When she arrived at the place which was to become her home for the next 10 years, Shariya had only been open for three months. “All the infrastructure was new. There were 24,000 tent-dwellers there, all in total shock, all searching for families who were missing in ISIS. We met the camp manager, and he said to me, Madam, will you come and work here? If you come, I will give you land”.

They were introduced to some young girls who had been captured by ISIS and held in Mosul and Tel Afar, but who had managed to escape because in the first few months of the campaign against the Yazidi, ISIS were more interested in looking for weapons than in using the women as slaves or to sell them on.

Miara returned home “shocked and speechless” but not yet committed to further action. Several weeks later she was having coffee with a friend and describing what she had seen — and the bitter experiences of those who were trying to rescue women and girls from ISIS.

“We were talking and a man kept dragging his chair closer and closer, obviously listening to us.” Eventually he admitted that he was eavesdropping on the conversation — but asked for Miara’s phone number. Surprised, she gave it to him and the man called her  not long after.

He said: “This is Rami, I was sitting near you in the coffee shop. My mother-in-law is a Holocaust survivor and she spent Shabbat with us. I told her what you were discussing and she asked how much it cost to ransom a girl from ISIS?” Miara said it would cost about $5,000. Rami’s mother-in-law provided $5,000 — and within three weeks, Miara had $20,000.

She went to Kurdistan to hand over this money to the rescuers, but even though she had no plans to do more, was able to meet some terribly abused Yazidi women who spoke of their treatment by their ISIS captors.

One member of the Springs of Hope staff with a special needs child enjoying equine therapy in Shariya camp in Kurdistan

By mid-2015 it was decision time for Miara as to how she was going to help the Yazidis.
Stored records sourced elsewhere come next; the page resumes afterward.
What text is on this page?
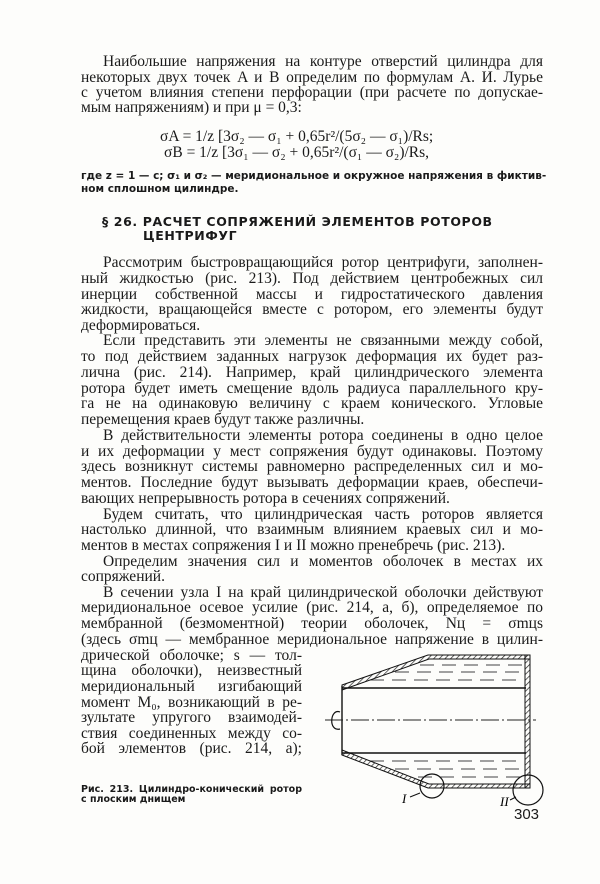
Наибольшие напряжения на контуре отверстий цилиндра для
некоторых двух точек A и B определим по формулам А. И. Лурье
с учетом влияния степени перфорации (при расчете по допускае-
мым напряжениям) и при μ = 0,3:
σA = 1/z [3σ₂ — σ₁ + 0,65r²/(5σ₂ — σ₁)/Rs;
σB = 1/z [3σ₁ — σ₂ + 0,65r²/(σ₁ — σ₂)/Rs,
где z = 1 — c; σ₁ и σ₂ — меридиональное и окружное напряжения в фиктив-
ном сплошном цилиндре.
§ 26. РАСЧЕТ СОПРЯЖЕНИЙ ЭЛЕМЕНТОВ РОТОРОВ
ЦЕНТРИФУГ
Рассмотрим быстровращающийся ротор центрифуги, заполнен-
ный жидкостью (рис. 213). Под действием центробежных сил
инерции собственной массы и гидростатического давления
жидкости, вращающейся вместе с ротором, его элементы будут
деформироваться.
Если представить эти элементы не связанными между собой,
то под действием заданных нагрузок деформация их будет раз-
лична (рис. 214). Например, край цилиндрического элемента
ротора будет иметь смещение вдоль радиуса параллельного кру-
га не на одинаковую величину с краем конического. Угловые
перемещения краев будут также различны.
В действительности элементы ротора соединены в одно целое
и их деформации у мест сопряжения будут одинаковы. Поэтому
здесь возникнут системы равномерно распределенных сил и мо-
ментов. Последние будут вызывать деформации краев, обеспечи-
вающих непрерывность ротора в сечениях сопряжений.
Будем считать, что цилиндрическая часть роторов является
настолько длинной, что взаимным влиянием краевых сил и мо-
ментов в местах сопряжения I и II можно пренебречь (рис. 213).
Определим значения сил и моментов оболочек в местах их
сопряжений.
В сечении узла I на край цилиндрической оболочки действуют
меридиональное осевое усилие (рис. 214, а, б), определяемое по
мембранной (безмоментной) теории оболочек, Nц = σmцs
(здесь σmц — мембранное меридиональное напряжение в цилин-
дрической оболочке; s — тол-
щина оболочки), неизвестный
меридиональный изгибающий
момент M₀, возникающий в ре-
зультате упругого взаимодей-
ствия соединенных между со-
бой элементов (рис. 214, а);
Рис. 213. Цилиндро-конический ротор
с плоским днищем	I	II
303
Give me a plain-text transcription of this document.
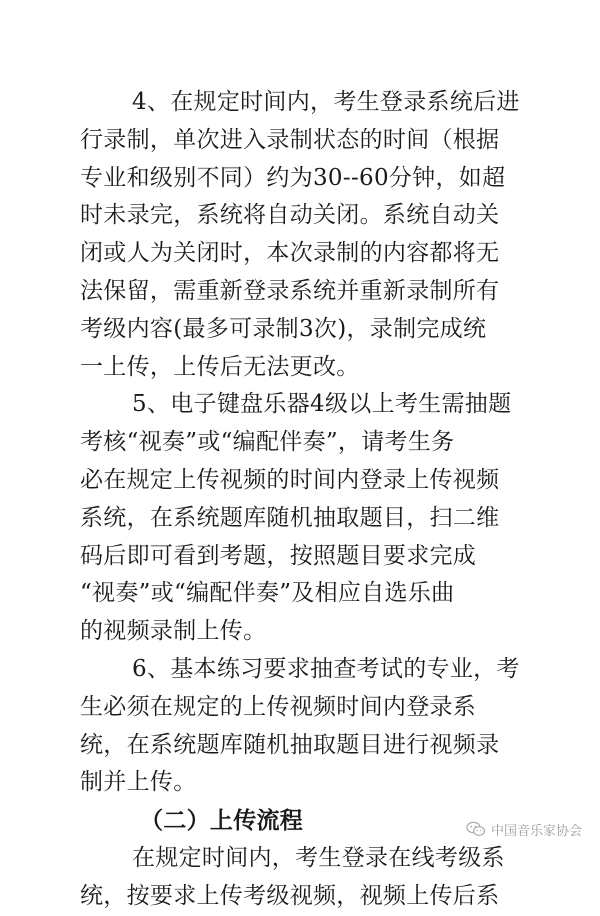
4、在规定时间内，考生登录系统后进
行录制，单次进入录制状态的时间（根据
专业和级别不同）约为30--60分钟，如超
时未录完，系统将自动关闭。系统自动关
闭或人为关闭时，本次录制的内容都将无
法保留，需重新登录系统并重新录制所有
考级内容(最多可录制3次)，录制完成统
一上传，上传后无法更改。
5、电子键盘乐器4级以上考生需抽题
考核“视奏”或“编配伴奏”，请考生务
必在规定上传视频的时间内登录上传视频
系统，在系统题库随机抽取题目，扫二维
码后即可看到考题，按照题目要求完成
“视奏”或“编配伴奏”及相应自选乐曲
的视频录制上传。
6、基本练习要求抽查考试的专业，考
生必须在规定的上传视频时间内登录系
统，在系统题库随机抽取题目进行视频录
制并上传。
（二）上传流程
在规定时间内，考生登录在线考级系
统，按要求上传考级视频，视频上传后系
中国音乐家协会
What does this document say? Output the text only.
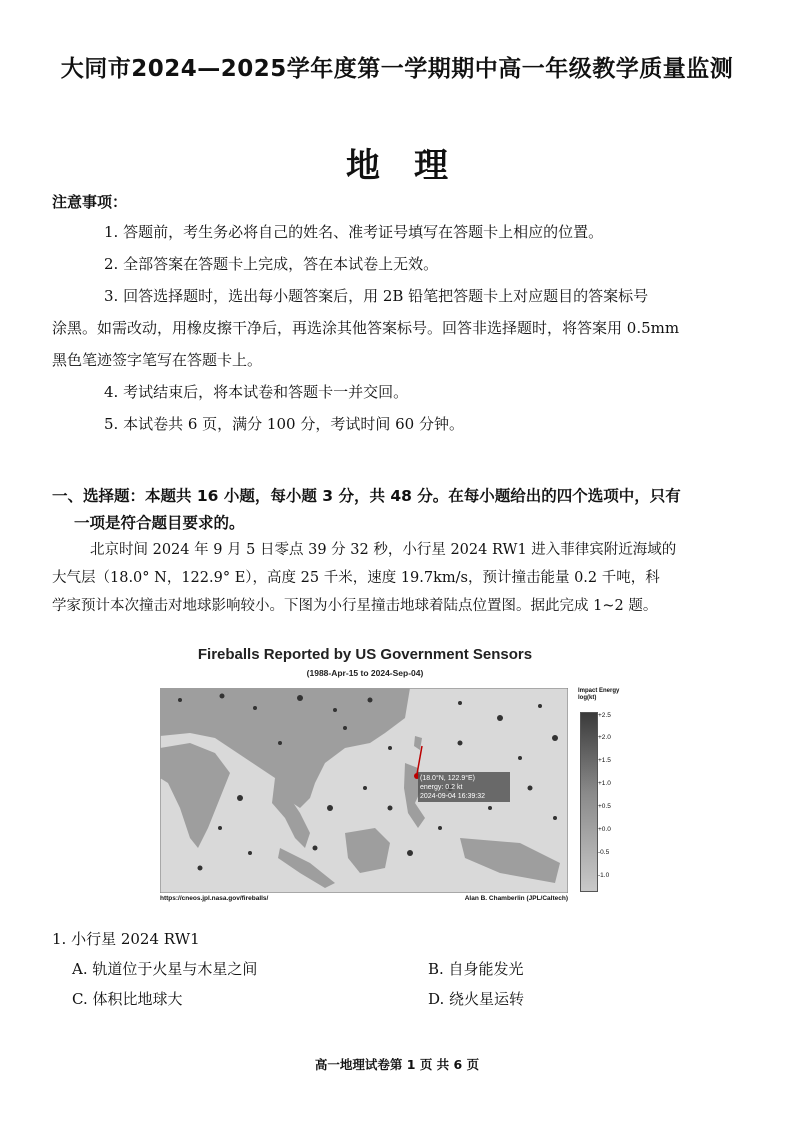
大同市2024—2025学年度第一学期期中高一年级教学质量监测
地理
注意事项：
1. 答题前，考生务必将自己的姓名、准考证号填写在答题卡上相应的位置。
2. 全部答案在答题卡上完成，答在本试卷上无效。
3. 回答选择题时，选出每小题答案后，用 2B 铅笔把答题卡上对应题目的答案标号
涂黑。如需改动，用橡皮擦干净后，再选涂其他答案标号。回答非选择题时，将答案用 0.5mm
黑色笔迹签字笔写在答题卡上。
4. 考试结束后，将本试卷和答题卡一并交回。
5. 本试卷共 6 页，满分 100 分，考试时间 60 分钟。
一、选择题：本题共 16 小题，每小题 3 分，共 48 分。在每小题给出的四个选项中，只有
一项是符合题目要求的。
北京时间 2024 年 9 月 5 日零点 39 分 32 秒，小行星 2024 RW1 进入菲律宾附近海域的
大气层（18.0° N，122.9° E），高度 25 千米，速度 19.7km/s，预计撞击能量 0.2 千吨，科
学家预计本次撞击对地球影响较小。下图为小行星撞击地球着陆点位置图。据此完成 1~2 题。
Fireballs Reported by US Government Sensors
(1988-Apr-15 to 2024-Sep-04)
(18.0°N, 122.9°E)
energy: 0.2 kt
2024-09-04 16:39:32
Impact Energy
log(kt)
+2.5
+2.0
+1.5
+1.0
+0.5
+0.0
-0.5
-1.0
https://cneos.jpl.nasa.gov/fireballs/	Alan B. Chamberlin (JPL/Caltech)
1. 小行星 2024 RW1
A. 轨道位于火星与木星之间	B. 自身能发光
C. 体积比地球大	D. 绕火星运转
高一地理试卷第 1 页 共 6 页
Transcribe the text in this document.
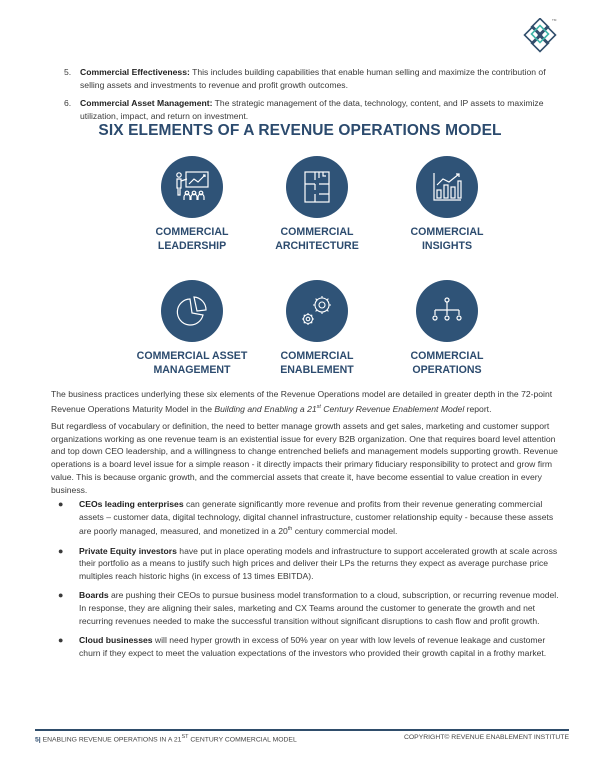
TM
5.	Commercial Effectiveness: This includes building capabilities that enable human selling and maximize the contribution of selling assets and investments to revenue and profit growth outcomes.
6.	Commercial Asset Management: The strategic management of the data, technology, content, and IP assets to maximize utilization, impact, and return on investment.
SIX ELEMENTS OF A REVENUE OPERATIONS MODEL
COMMERCIAL
LEADERSHIP
COMMERCIAL
ARCHITECTURE
COMMERCIAL
INSIGHTS
COMMERCIAL ASSET
MANAGEMENT
COMMERCIAL
ENABLEMENT
COMMERCIAL
OPERATIONS

The business practices underlying these six elements of the Revenue Operations model are detailed in greater depth in the 72-point Revenue Operations Maturity Model in the Building and Enabling a 21st Century Revenue Enablement Model report.

But regardless of vocabulary or definition, the need to better manage growth assets and get sales, marketing and customer support organizations working as one revenue team is an existential issue for every B2B organization. One that requires board level attention and top down CEO leadership, and a willingness to change entrenched beliefs and management models supporting growth. Revenue operations is a board level issue for a simple reason - it directly impacts their primary fiduciary responsibility to protect and grow firm value. This is because organic growth, and the commercial assets that create it, have become essential to value creation in every business.

●	CEOs leading enterprises can generate significantly more revenue and profits from their revenue generating commercial assets – customer data, digital technology, digital channel infrastructure, customer relationship equity - because these assets are poorly managed, measured, and monetized in a 20th century commercial model.
●	Private Equity investors have put in place operating models and infrastructure to support accelerated growth at scale across their portfolio as a means to justify such high prices and deliver their LPs the returns they expect as average purchase price multiples reach historic highs (in excess of 13 times EBITDA).
●	Boards are pushing their CEOs to pursue business model transformation to a cloud, subscription, or recurring revenue model. In response, they are aligning their sales, marketing and CX Teams around the customer to generate the growth and net recurring revenues needed to make the successful transition without significant disruptions to cash flow and profit growth.
●	Cloud businesses will need hyper growth in excess of 50% year on year with low levels of revenue leakage and customer churn if they expect to meet the valuation expectations of the investors who provided their growth capital in a frothy market.
5| ENABLING REVENUE OPERATIONS IN A 21ST CENTURY COMMERCIAL MODEL	COPYRIGHT© REVENUE ENABLEMENT INSTITUTE
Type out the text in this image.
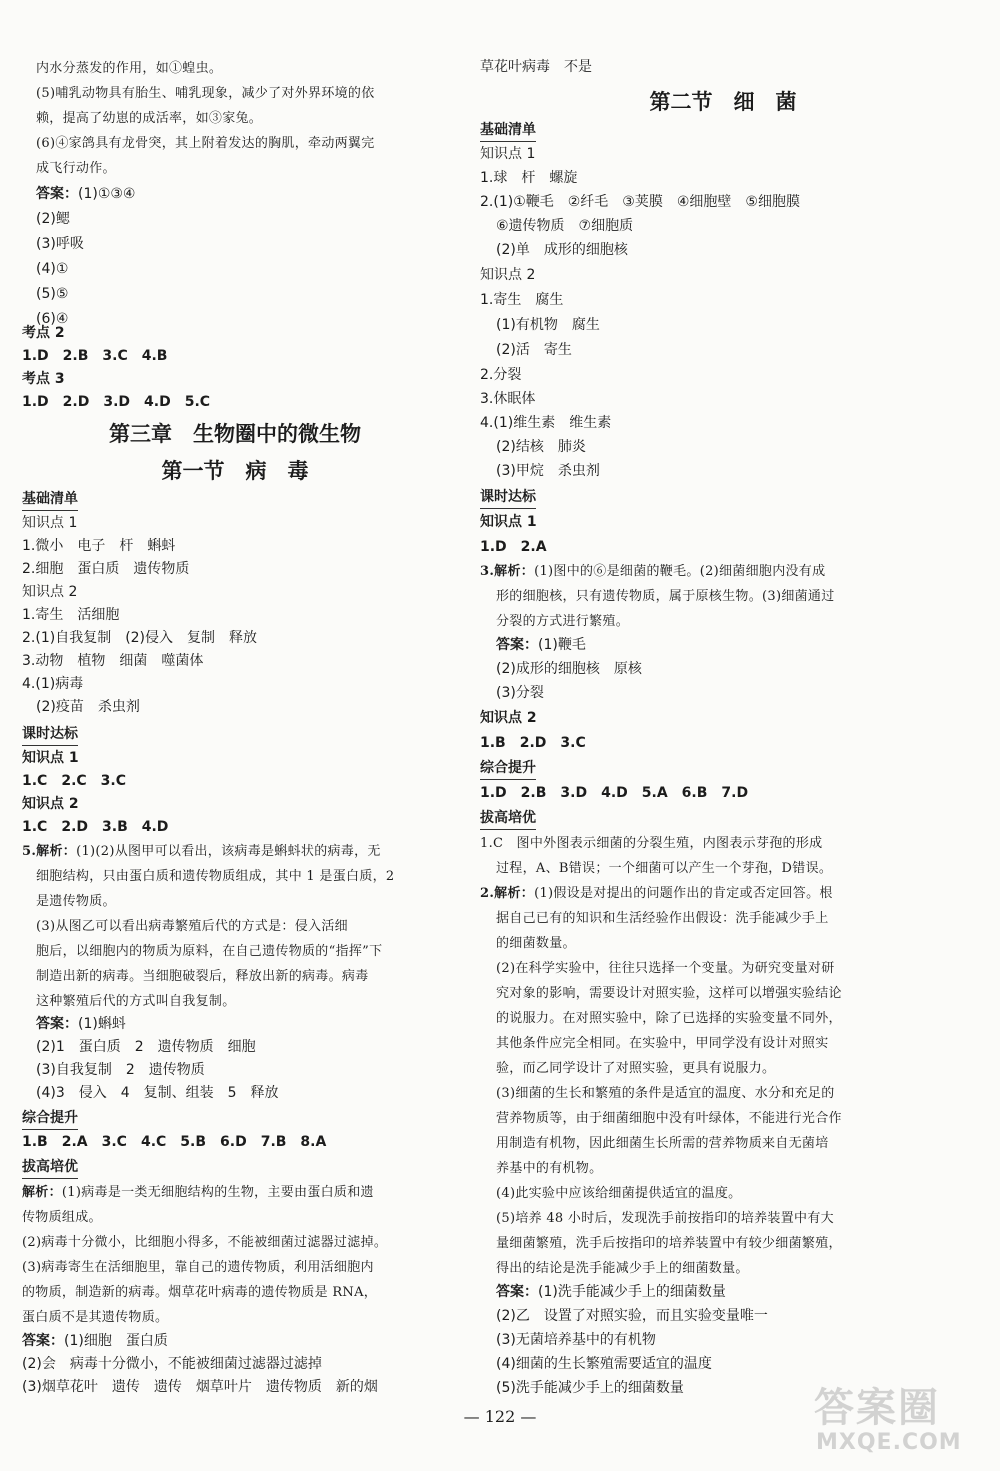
内水分蒸发的作用，如①蝗虫。
(5)哺乳动物具有胎生、哺乳现象，减少了对外界环境的依
赖，提高了幼崽的成活率，如③家兔。
(6)④家鸽具有龙骨突，其上附着发达的胸肌，牵动两翼完
成飞行动作。
答案：(1)①③④
(2)鳃
(3)呼吸
(4)①
(5)⑤
(6)④
考点 2
1.D　2.B　3.C　4.B
考点 3
1.D　2.D　3.D　4.D　5.C
第三章　生物圈中的微生物
第一节　病　毒
基础清单
知识点 1
1.微小　电子　杆　蝌蚪
2.细胞　蛋白质　遗传物质
知识点 2
1.寄生　活细胞
2.(1)自我复制　(2)侵入　复制　释放
3.动物　植物　细菌　噬菌体
4.(1)病毒
(2)疫苗　杀虫剂
课时达标
知识点 1
1.C　2.C　3.C
知识点 2
1.C　2.D　3.B　4.D
5.解析：(1)(2)从图甲可以看出，该病毒是蝌蚪状的病毒，无
细胞结构，只由蛋白质和遗传物质组成，其中 1 是蛋白质，2
是遗传物质。
(3)从图乙可以看出病毒繁殖后代的方式是：侵入活细
胞后，以细胞内的物质为原料，在自己遗传物质的“指挥”下
制造出新的病毒。当细胞破裂后，释放出新的病毒。病毒
这种繁殖后代的方式叫自我复制。
答案：(1)蝌蚪
(2)1　蛋白质　2　遗传物质　细胞
(3)自我复制　2　遗传物质
(4)3　侵入　4　复制、组装　5　释放
综合提升
1.B　2.A　3.C　4.C　5.B　6.D　7.B　8.A
拔高培优
解析：(1)病毒是一类无细胞结构的生物，主要由蛋白质和遗
传物质组成。
(2)病毒十分微小，比细胞小得多，不能被细菌过滤器过滤掉。
(3)病毒寄生在活细胞里，靠自己的遗传物质，利用活细胞内
的物质，制造新的病毒。烟草花叶病毒的遗传物质是 RNA，
蛋白质不是其遗传物质。
答案：(1)细胞　蛋白质
(2)会　病毒十分微小，不能被细菌过滤器过滤掉
(3)烟草花叶　遗传　遗传　烟草叶片　遗传物质　新的烟
草花叶病毒　不是
第二节　细　菌
基础清单
知识点 1
1.球　杆　螺旋
2.(1)①鞭毛　②纤毛　③荚膜　④细胞壁　⑤细胞膜
⑥遗传物质　⑦细胞质
(2)单　成形的细胞核
知识点 2
1.寄生　腐生
(1)有机物　腐生
(2)活　寄生
2.分裂
3.休眠体
4.(1)维生素　维生素
(2)结核　肺炎
(3)甲烷　杀虫剂
课时达标
知识点 1
1.D　2.A
3.解析：(1)图中的⑥是细菌的鞭毛。(2)细菌细胞内没有成
形的细胞核，只有遗传物质，属于原核生物。(3)细菌通过
分裂的方式进行繁殖。
答案：(1)鞭毛
(2)成形的细胞核　原核
(3)分裂
知识点 2
1.B　2.D　3.C
综合提升
1.D　2.B　3.D　4.D　5.A　6.B　7.D
拔高培优
1.C　图中外图表示细菌的分裂生殖，内图表示芽孢的形成
过程，A、B错误；一个细菌可以产生一个芽孢，D错误。
2.解析：(1)假设是对提出的问题作出的肯定或否定回答。根
据自己已有的知识和生活经验作出假设：洗手能减少手上
的细菌数量。
(2)在科学实验中，往往只选择一个变量。为研究变量对研
究对象的影响，需要设计对照实验，这样可以增强实验结论
的说服力。在对照实验中，除了已选择的实验变量不同外，
其他条件应完全相同。在实验中，甲同学没有设计对照实
验，而乙同学设计了对照实验，更具有说服力。
(3)细菌的生长和繁殖的条件是适宜的温度、水分和充足的
营养物质等，由于细菌细胞中没有叶绿体，不能进行光合作
用制造有机物，因此细菌生长所需的营养物质来自无菌培
养基中的有机物。
(4)此实验中应该给细菌提供适宜的温度。
(5)培养 48 小时后，发现洗手前按指印的培养装置中有大
量细菌繁殖，洗手后按指印的培养装置中有较少细菌繁殖，
得出的结论是洗手能减少手上的细菌数量。
答案：(1)洗手能减少手上的细菌数量
(2)乙　设置了对照实验，而且实验变量唯一
(3)无菌培养基中的有机物
(4)细菌的生长繁殖需要适宜的温度
(5)洗手能减少手上的细菌数量
— 122 —	答案圈
MXQE.COM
She moved to Kurdistan, now her main base. In the last 10 years, she has set up a number of groundbreaking programmes under the auspices of the Springs of Hope Foundation, including art and music therapy, an equine project of particular use to children with special needs, and supporting Yazidi, Syrian and Christian communities in northern Iraq — with the aid of 32 dedicated local staff.

Now Miara, who hopes her work with the Yazidis will become better financially supported, is focusing on organising the Tent Initiative in the UAE, held there because she says the country is “the core of Arab peninsula hospitality”. At least two survivors of the Nova Festival massacre of October 2023 will take part.

Clearly Lisa Miara is someone who makes things happen.